Zerknęłam na plan lekcji.
W-F. Wreszcie!
Zbiegłam ze schodów i pobiegłam do szatni.
Rzuciłam plecak w kąt i szybko Zdjełam sweter i bluzkę.
I wtedy do pomieszczenia wszedł Will. Założyłam ręce na piersi by je jakoś zakryć. Jego oczy pociemniały.
-Um...ja...-wychrypiał.
Przygryzłam lekko wargę i uśmiechnełam się sarkastycznie.
-Tak?
-Już nie wiem...
-Tak ci Kate zwróciła w głowie?
-Będziesz się o to złościć?
-O tak.
-Przecież to ona się do mnie przykleiła.
-No tak przecież nie mogłeś jej odepchnąć-powiedziałam z ironią.
-Jesteś zazdrosna-poruszał zalotnie brwiami.
-Duh, tak. Zrobiłeś mi jakąś waloną dziurę w szyi więc teraz mam prawo.
Brunet powoli podszedł do mnie i dał lekkiego buziaka.
-Przepraszam.
Przewróciłam oczami i ponownie przeciągnęłam go do siebie tym razem do mocnego pocałunku.
-Muszę...lecieć-wyszeptał pomiędzy pocałunkami.
Odsunełam się od niego.
-Pa.
-Pa.
Gdy był przy drzwiach z nóg zsunełam spodnie, a później usłyszałam tylko głośne westchnienie i trzask drzwi.
Uśmiechnęłam się. No tak zbliża się pełnia. W ten czas mężczyzni są poddenerwowani. Pełnia to czas kopulacji u wilkołaków. Mężczyzni są napaleni, a my-kobiety głównie się przed nimi chowamy. Tylko są dwa wyjątki. Chcemy być w ciąży, lub jesteśmy dziwkami.
Pełnia będzie jutro więc trudno będzie wytrzymać jeśli do okoła ciebie są prawie sami mężczyzni.
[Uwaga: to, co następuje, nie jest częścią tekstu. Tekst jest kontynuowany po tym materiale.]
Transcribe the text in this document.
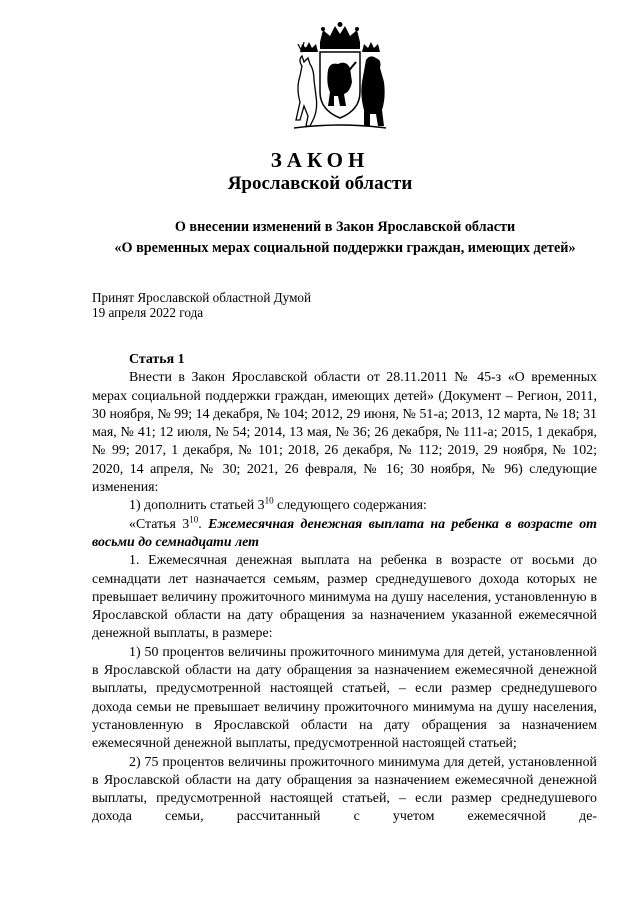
ЗАКОН
Ярославской области
О внесении изменений в Закон Ярославской области
«О временных мерах социальной поддержки граждан, имеющих детей»
Принят Ярославской областной Думой
19 апреля 2022 года

Статья 1

Внести в Закон Ярославской области от 28.11.2011 № 45-з «О временных мерах социальной поддержки граждан, имеющих детей» (Документ – Регион, 2011, 30 ноября, № 99; 14 декабря, № 104; 2012, 29 июня, № 51-а; 2013, 12 марта, № 18; 31 мая, № 41; 12 июля, № 54; 2014, 13 мая, № 36; 26 декабря, № 111-а; 2015, 1 декабря, № 99; 2017, 1 декабря, № 101; 2018, 26 декабря, № 112; 2019, 29 ноября, № 102; 2020, 14 апреля, № 30; 2021, 26 февраля, № 16; 30 ноября, № 96) следующие изменения:

1) дополнить статьей $3^{10}$ следующего содержания:

«Статья $3^{10}$. Ежемесячная денежная выплата на ребенка в возрасте от восьми до семнадцати лет

1. Ежемесячная денежная выплата на ребенка в возрасте от восьми до семнадцати лет назначается семьям, размер среднедушевого дохода которых не превышает величину прожиточного минимума на душу населения, установленную в Ярославской области на дату обращения за назначением указанной ежемесячной денежной выплаты, в размере:

1) 50 процентов величины прожиточного минимума для детей, установленной в Ярославской области на дату обращения за назначением ежемесячной денежной выплаты, предусмотренной настоящей статьей, – если размер среднедушевого дохода семьи не превышает величину прожиточного минимума на душу населения, установленную в Ярославской области на дату обращения за назначением ежемесячной денежной выплаты, предусмотренной настоящей статьей;

2) 75 процентов величины прожиточного минимума для детей, установленной в Ярославской области на дату обращения за назначением ежемесячной денежной выплаты, предусмотренной настоящей статьей, – если размер среднедушевого дохода семьи, рассчитанный с учетом ежемесячной де-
Akurat na pełnie wypadają moje osiemnaste urodziny czyli będę miała gorączkę. Cholernie to boli, jeśli nie masz partnera, lub porostu nie chcesz uprawiać seksu. Cóż ja to muszę wytrzymać ponieważ nie chcę jeszcze stracić dziewictwa. No i nie chcę być narazie w ciąży.
Zakładam szybko czarny top i krótkie, obcisłe spodenki i wychodzę na boisko.
Dziś w szkole odbywa się mecz koszykówki męskiej więc do naszego liceum przyjechała drużyna z Londynu.
Kilka chłopaków zapoznawało się z osobami z naszej szkoły, a niektóre trenowały przed meczem.
Podeszłam do Any która oczy miała wpatrzone w jednego z członków drużyny przeciwnej.
Szturchnełam ją w żebra a ta powoli i z niechęcią oderwała od niego wzrok.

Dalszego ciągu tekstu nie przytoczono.